Sur les mesures de réparation et d’interdiction.
1) sur le préjudice moral. La société ENTRECOTE GESTION TAJPA sollicite en réparation de son préjudice moral le paiement d’une somme de 40.000 €, soit 10.000 € par marque contrefaite. Il est incontestable que l’atteinte au droit de propriété sur les marques qu’elle a déposées est à l’origine d’un préjudice moral qu’il convient de fixer à la somme de 1000 € par marque contrefaite, soit 4000 € au total.
2) sur le préjudice commercial.
La société ENTRECOTE GESTION TAJPA ne produit strictement aucune pièce pour justifier de l’existence d’un préjudice commercial causé par les actes de contrefaçon. A défaut de toute pièce justificative faisant présumer l’existence d’un tel préjudice, il n’y a pas lieu de faire droit à sa demande tendant à voir ordonner la production de pièces relatives à la détermination de ce préjudice ni de faire droit à la demande de provision à ce titre.
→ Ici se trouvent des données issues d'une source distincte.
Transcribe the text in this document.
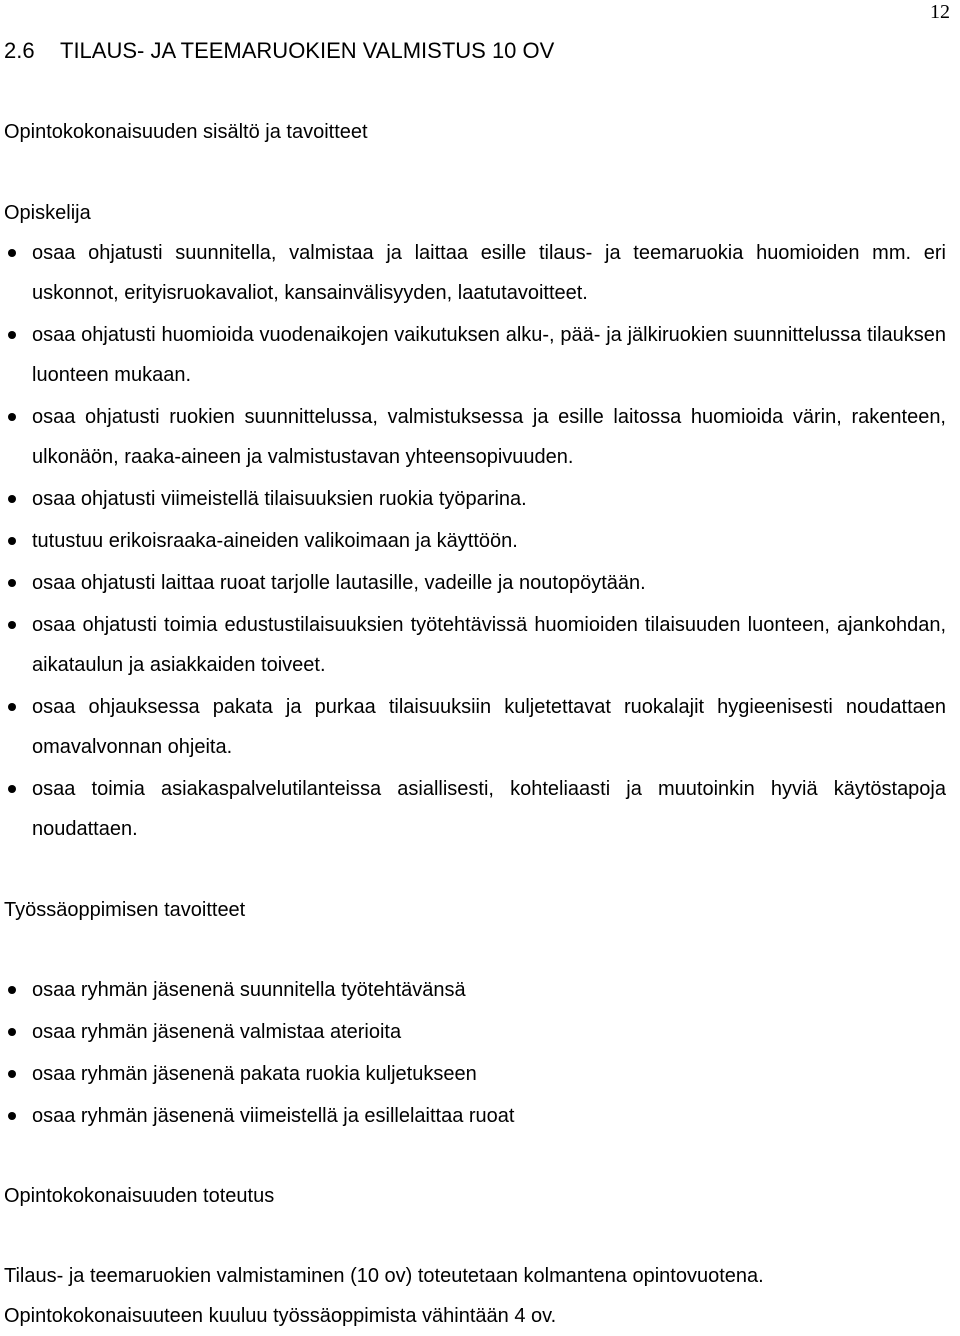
12
2.6 TILAUS- JA TEEMARUOKIEN VALMISTUS 10 OV
Opintokokonaisuuden sisältö ja tavoitteet
Opiskelija
osaa ohjatusti suunnitella, valmistaa ja laittaa esille tilaus- ja teemaruokia huomioiden mm. eri uskonnot, erityisruokavaliot, kansainvälisyyden, laatutavoitteet.
osaa ohjatusti huomioida vuodenaikojen vaikutuksen alku-, pää- ja jälkiruokien suunnittelussa tilauksen luonteen mukaan.
osaa ohjatusti ruokien suunnittelussa, valmistuksessa ja esille laitossa huomioida värin, rakenteen, ulkonäön, raaka-aineen ja valmistustavan yhteensopivuuden.
osaa ohjatusti viimeistellä tilaisuuksien ruokia työparina.
tutustuu erikoisraaka-aineiden valikoimaan ja käyttöön.
osaa ohjatusti laittaa ruoat tarjolle lautasille, vadeille ja noutopöytään.
osaa ohjatusti toimia edustustilaisuuksien työtehtävissä huomioiden tilaisuuden luonteen, ajankohdan, aikataulun ja asiakkaiden toiveet.
osaa ohjauksessa pakata ja purkaa tilaisuuksiin kuljetettavat ruokalajit hygieenisesti noudattaen omavalvonnan ohjeita.
osaa toimia asiakaspalvelutilanteissa asiallisesti, kohteliaasti ja muutoinkin hyviä käytöstapoja noudattaen.
Työssäoppimisen tavoitteet
osaa ryhmän jäsenenä suunnitella työtehtävänsä
osaa ryhmän jäsenenä valmistaa aterioita
osaa ryhmän jäsenenä pakata ruokia kuljetukseen
osaa ryhmän jäsenenä viimeistellä ja esillelaittaa ruoat
Opintokokonaisuuden toteutus
Tilaus- ja teemaruokien valmistaminen (10 ov) toteutetaan kolmantena opintovuotena. Opintokokonaisuuteen kuuluu työssäoppimista vähintään 4 ov.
3) sur le préjudice résultant de l’usurpation du nom commercial et de l’enseigne et du nom de domaine.
En l’absence de toute pièce produite pour justifier du préjudice qui serait constitué selon la société ENTRECOTE GESTION TAJPA par la dépréciation de ses identifiants commerciaux utilisés de façon illicite, la demande de dommages-intérêts doit être rejetée.
4) sur les mesures d’interdiction.
Les mesures d’interdiction sollicitées ayant pour objet de mettre fin aux actes de contrefaçon reprochés à M. P, il convient d’y faire droit comme il sera précisé au dispositif suivant.
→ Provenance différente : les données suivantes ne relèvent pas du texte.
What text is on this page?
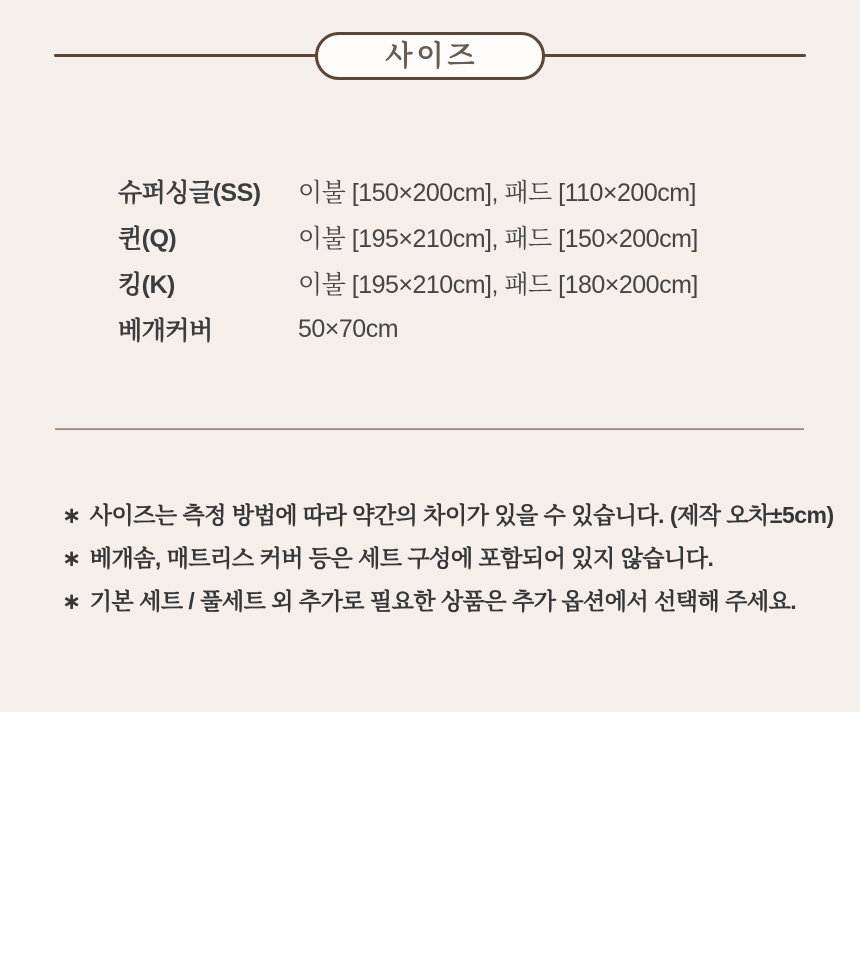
사이즈
슈퍼싱글(SS)	이불 [150×200cm], 패드 [110×200cm]
퀸(Q)	이불 [195×210cm], 패드 [150×200cm]
킹(K)	이불 [195×210cm], 패드 [180×200cm]
베개커버	50×70cm
∗ 사이즈는 측정 방법에 따라 약간의 차이가 있을 수 있습니다. (제작 오차±5cm)
∗ 베개솜, 매트리스 커버 등은 세트 구성에 포함되어 있지 않습니다.
∗ 기본 세트 / 풀세트 외 추가로 필요한 상품은 추가 옵션에서 선택해 주세요.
Il n’y a pas lieu toutefois, de se réserver la liquidation des astreintes prévues au dispositif ci-dessous.
La mesure de publication n’apparaît en l’espèce pas nécessaire et ne sera pas ordonnée.
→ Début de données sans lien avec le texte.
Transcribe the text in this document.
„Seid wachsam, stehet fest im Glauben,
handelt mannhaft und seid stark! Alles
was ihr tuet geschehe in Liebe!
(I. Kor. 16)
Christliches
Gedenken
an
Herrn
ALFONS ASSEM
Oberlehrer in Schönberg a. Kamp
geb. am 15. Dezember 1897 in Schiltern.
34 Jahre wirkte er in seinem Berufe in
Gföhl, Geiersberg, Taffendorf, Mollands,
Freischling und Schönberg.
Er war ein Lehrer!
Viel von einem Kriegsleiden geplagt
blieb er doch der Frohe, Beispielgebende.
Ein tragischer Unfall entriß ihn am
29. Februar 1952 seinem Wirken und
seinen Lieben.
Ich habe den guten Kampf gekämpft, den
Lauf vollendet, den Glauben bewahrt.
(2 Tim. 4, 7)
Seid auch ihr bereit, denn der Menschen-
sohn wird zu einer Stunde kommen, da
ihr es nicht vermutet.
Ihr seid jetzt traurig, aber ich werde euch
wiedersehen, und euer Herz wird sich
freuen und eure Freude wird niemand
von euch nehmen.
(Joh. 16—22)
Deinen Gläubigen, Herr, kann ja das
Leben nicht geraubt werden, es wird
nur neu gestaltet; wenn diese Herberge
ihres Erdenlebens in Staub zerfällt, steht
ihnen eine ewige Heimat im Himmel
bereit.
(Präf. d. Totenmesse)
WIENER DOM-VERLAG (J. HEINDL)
Sur la demande d’exécution provisoire. L’exécution provisoire est compatible avec la nature de l’affaire et apparaît nécessaire, il convient de l’ordonner.
Sur l’article 700 du code de procédure civile.
L’équité commande d’allouer à la société ENTRECOTE GESTION TAJPA la somme de 2500 € sur le fondement de l’article 700 du code de procédure civile.
PAR CES MOTIFS,
Statuant publiquement par mise à disposition au greffe, par jugement contradictoire et en premier ressort,
DIT que M. Jean-Philippe P a commis des actes de contrefaçon des marques n° 1561935, n°1604993, n° 3043334 et n°14 4 090 091 dont la société ENTRECOTE GESTION TAJPA est titulaire en utilisant le nom de « L’ENTRECOTE » comme dénomination commerciale du restaurant qu’il exploite à Thiviers (Dordogne),
DIT que M. Jean-Philippe P a commis une atteinte au nom commercial, à l’enseigne et au nom de domaine utilisés par la SAS ENTRECOTE GESTION TAJPA,
CONDAMNE M. Jean-Philippe P à payer à la société ENTRECOTE GESTION TAJPA une somme de 4000 € à titre de dommages-intérêts en réparation de son préjudicie moral causé par les actes de contrefaçon de marque,
REJETTE les autres demandes à titre de dommages-intérêts,
INTERDIT à M. Jean-Philippe P d’exploiter, directement ou indirectement par toute personne physique ou morale, la dénomination « L’ENTRECOTE » ou tout autre signe identique ou similaire pour des produits identiques ou similaires à ceux des marques « L’ENTRECOTE » n° 1561935, n° 1604993, n° 3043334 et n° 14 4 090 091 dont la société ENTRECOTE GESTION TAJPA est titulaire et à ses nom commercial et enseigne « L’ENTRECOTE », à son nom de domaine « entrecote.fr » ou pour toute activité identique ou similaire à celle développée par cette dernière à quelque titre que ce soit et sur tout support, sous astreinte de 500 € par infraction constatée, dans un délai de 30 jours à compter de la signification du jugement à venir,
ORDONNE l’exécution provisoire de la décision,
CONDAMNE M. Jean-Philippe P à payer la SAS ENTRECOTE GESTION TAJPA une somme de 2500 € sur le fondement de l’article 700 du code de procédure civile,
REJETTE toute autre demande comme non fondée,
CONDAMNE M. Jean-Philippe P aux dépens avec autorisation donnée à Me Christine JAIS, avocat, de recouvrer directement contre M. P les dépens dont elle aura fait l’avance sans avoir reçu provision, conformément aux dispositions de l’ article 699 du code deprocédure civile.
La présente décision est signée par Madame L, Vice-Présidente, et Madame HERMIER, Greffier.